Le Brésil doit regarder ses propres migrants

https://commons.wikimedia.org/wiki/File:US_Navy_090525-N-4774B-032_Somali_migrants_in_a_disabled_skiff_wait_for_assistance_from_Sailors_aboard_the_guided-missile_cruiser_USS_Lake_Champlain_(CG_57).jpg
Des migrants somaliens – crédit photo: Daniel Barker | Wikimedia Commons

Est-il possible de comprendre le tsunami émotionnel qui a emporté le monde médiatique ces derniers jours après la publication de la photo du petit Aylan Kurdi? Oui. Il suffirait de lire le sociologue Luc Boltanski – Distant Suffering, décidément, ce livre s’impose comme la meilleure autopsie de notre époque. Je m’étais décidé depuis un moment à changer la ligne éditoriale de ce blog me refusant de commenter à chaud l’actualité médiatique. Une façon de prendre du recul face à la déferlante médiatique que la société du spectacle nous impose.

Mais il arrive qu’un lecteur demande mon avis sur une question spécifique, en l’occurrence, le mort tragique du jeune Aylan, échoué sur une plage turque.

Des arguments insensés

Je vous épargnerai la rhétorique du « deux poids et deux mesures », franchement, personne n’en a rien à cirer. Je vous épargnerai également les arguments chiffonnés que je lis sur les réseaux sociaux, notamment de mes amis brésiliens : « Oh mon Dieu, dans quel monde vivons-nous ? » « Mon Dieu, l’humanité a échoué… Comment a-t-on rendu tout cela possible ? » Ces arguments sont non seulement insensés mais aussi enfantins. Réveillez-vous, bon sang ! C’est exactement le monde que nous participons à créer tous les jours. Des gens meurent chaque jour sur le palier de votre immeuble.

L’hypocrisie que nous vivons est absolument magnifique. La classe politique française, aux abonnés absents ces derniers mois, nous gratifie de ses états d’âme soudainement humanistes. Ici, Jean-François Copé, là, le président François Hollande. Mais au final, tout cela ne me concerne pas.

La poutre dans notre oeil

« Pourquoi vois-tu la paille qui est dans l’œil de ton frère, et n’aperçois-tu pas la poutre qui est dans ton œil ?

Mat. 7. 3-5

En mai dernier, j’écrivais sur ce même blog l’urgence de traiter la situation des Haïtiens de São Paulo comme un problème humanitaire. Je me limiterai donc à ce cas précis.

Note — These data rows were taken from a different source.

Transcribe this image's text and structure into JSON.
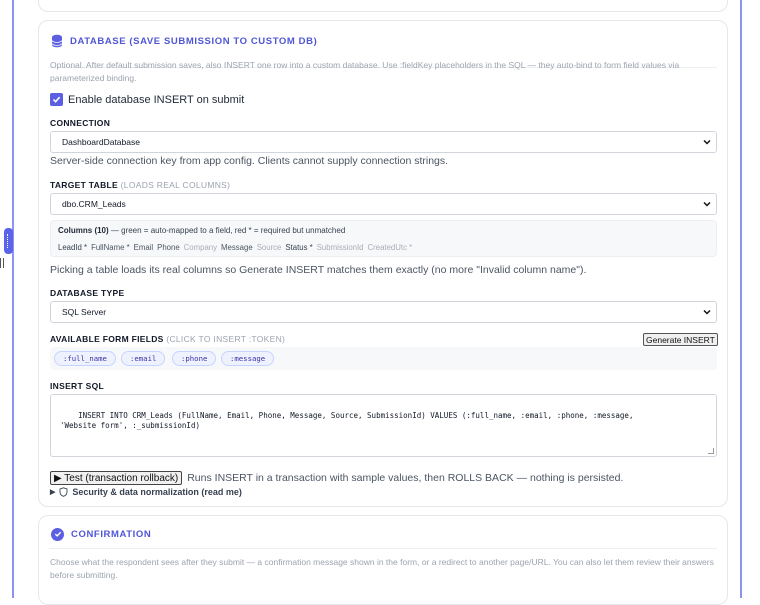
{
  "database": {
    "title": "DATABASE (SAVE SUBMISSION TO CUSTOM DB)",
    "description": "Optional. After default submission saves, also INSERT one row into a custom database. Use :fieldKey placeholders in the SQL — they auto-bind to form field values via parameterized binding.",
    "enable_label": "Enable database INSERT on submit",
    "enable_checked": true,
    "connection_label": "CONNECTION",
    "connection_value": "DashboardDatabase",
    "connection_help": "Server-side connection key from app config. Clients cannot supply connection strings.",
    "target_table_label": "TARGET TABLE",
    "target_table_sub": "(LOADS REAL COLUMNS)",
    "target_table_value": "dbo.CRM_Leads",
    "columns_title": "Columns (10)",
    "columns_legend": " — green = auto-mapped to a field, red * = required but unmatched",
    "columns": [
      {
        "text": "LeadId *",
        "kind": "red"
      },
      {
        "text": "FullName *",
        "kind": "green"
      },
      {
        "text": "Email",
        "kind": "green"
      },
      {
        "text": "Phone",
        "kind": "green"
      },
      {
        "text": "Company",
        "kind": "grey"
      },
      {
        "text": "Message",
        "kind": "green"
      },
      {
        "text": "Source",
        "kind": "grey"
      },
      {
        "text": "Status *",
        "kind": "red"
      },
      {
        "text": "SubmissionId",
        "kind": "grey"
      },
      {
        "text": "CreatedUtc *",
        "kind": "grey"
      }
    ],
    "table_help": "Picking a table loads its real columns so Generate INSERT matches them exactly (no more \"Invalid column name\").",
    "db_type_label": "DATABASE TYPE",
    "db_type_value": "SQL Server",
    "fields_label": "AVAILABLE FORM FIELDS",
    "fields_sub": "(CLICK TO INSERT :TOKEN)",
    "generate_label": "Generate INSERT",
    "tokens": [
      ":full_name",
      ":email",
      ":phone",
      ":message"
    ],
    "sql_label": "INSERT SQL",
    "sql_value": "INSERT INTO CRM_Leads (FullName, Email, Phone, Message, Source, SubmissionId) VALUES (:full_name, :email, :phone, :message,\n'Website form', :_submissionId)",
    "test_label": "▶ Test (transaction rollback)",
    "test_desc": "Runs INSERT in a transaction with sample values, then ROLLS BACK — nothing is persisted.",
    "security_label": "Security & data normalization (read me)"
  },
  "confirmation": {
    "title": "CONFIRMATION",
    "description": "Choose what the respondent sees after they submit — a confirmation message shown in the form, or a redirect to another page/URL. You can also let them review their answers before submitting."
  },
  "colors": {
    "accent": "#5b5fe0",
    "title": "#4f56d6"
  }
}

Je suis étonné de constater que la tragédie du petit Aylan Kurdi ait occupé le trending top du réseau social Twitter pour la ville de São Paulo. Cette même ville où l’on a tiré sur des immigrés haïtiens sous prétexte qu’ils voleraient le travail des Brésiliens. Mais quel travail ?

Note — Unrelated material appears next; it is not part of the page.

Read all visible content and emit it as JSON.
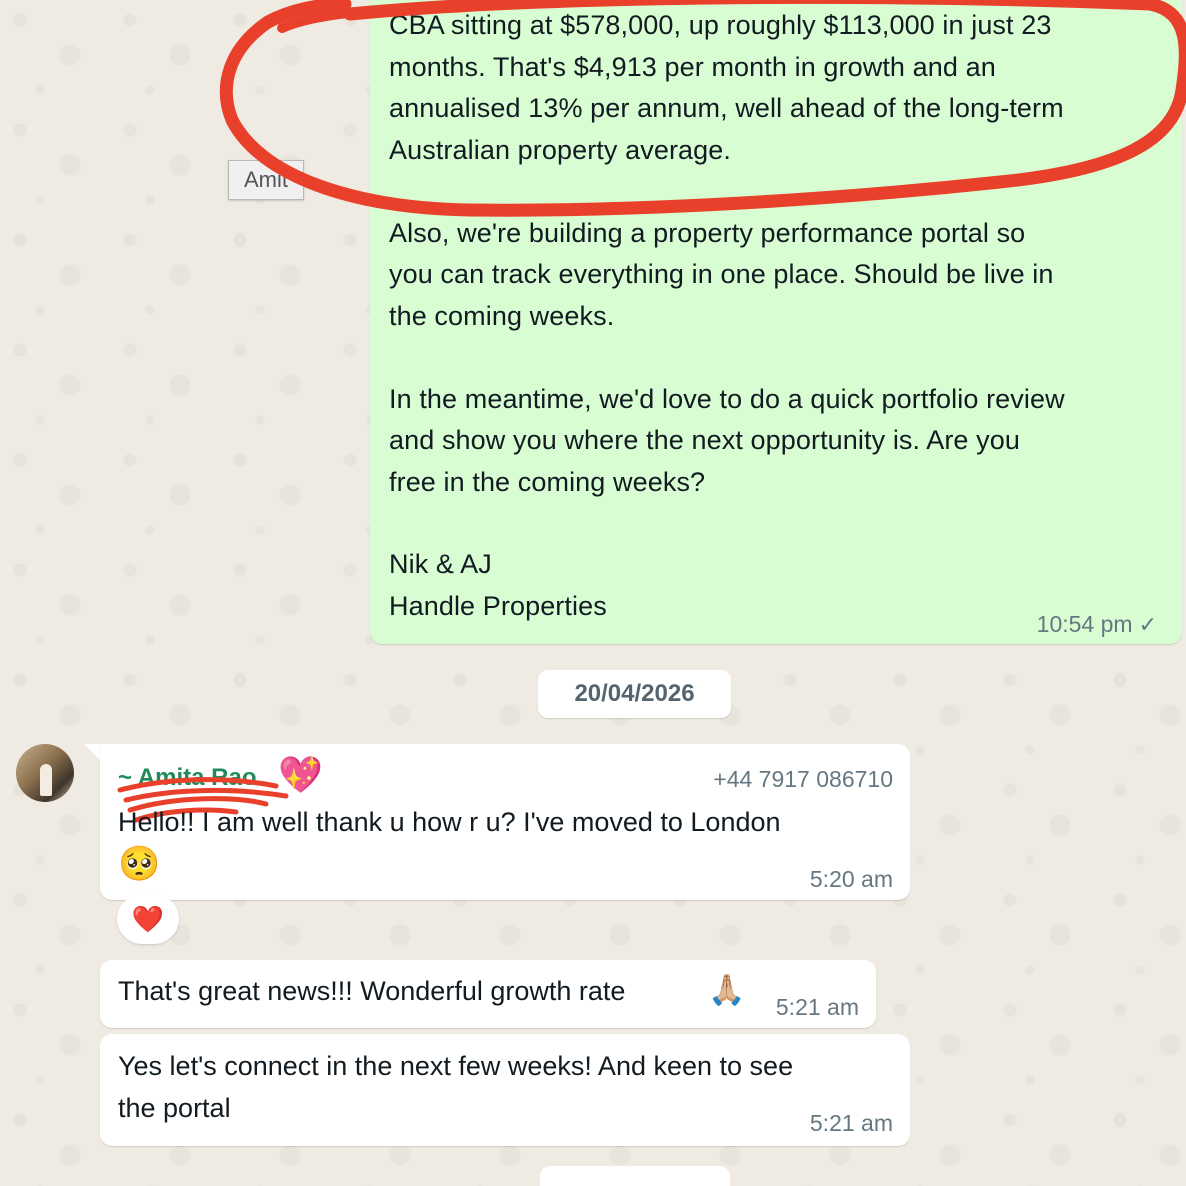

Cette même ville de São Paulo incapable d’adopter une vraie politique d’immigration pour les Haïtiens, les Africains, les Boliviens et j’en passe, fait le deuil du jeune Aylan.

Quelle époque où l’indignation n’est plus possible que par écrans interposés, à distance (on en revient au livre cité au début de cet article). Franchement, quelle époque !

Je vis dans une ville où le nombre des sans-abris augmente vertigineusement. L’autre jour, en sortant du Carrefour, j’ai partagé un pain sec avec l’un d’eux. Que pouvais-je faire d’autre ?

Il y a tout juste un mois, le grand journal brésilien Folha de São Paulo publiait un article sur le fait que la célèbre Avenida Paulista perdait son identité à cause de la présence constante des sans-abris. Oui, Folha se lamentait de la perte d’identité de la belle Paulista au lieu de s’émouvoir et de s’interroger sur la situation sociale du Brésil qui ne cesse de se précariser. Hallucinant, n’est-ce pas?

Je regarde tout ce qui s’écrit et se dit dans les médias internationaux et mes sentiments s’alternent. J’ai tout d’abord éprouvé de l’empathie, et ensuite un certain remords pour avoir publié la photo de cet enfant, d’autant plus que quelqu’un me l’a reproché. J’ai par la suite éprouvé du dégoût face à l’hypocrisie des politiques et des citoyens.

Ne nous indignons pas uniquement du destin tragique et de la vie gâchée de Aylan Kurdi. Indignons-nous aussi de voir des sans-abris crever de faim à deux pas du Carrefour… et donnons-leur un pain sec, une couverture puisque l’Etat ne fait rien. Indignons-nous de vivre dans un monde qui n’a plus aucun sens. 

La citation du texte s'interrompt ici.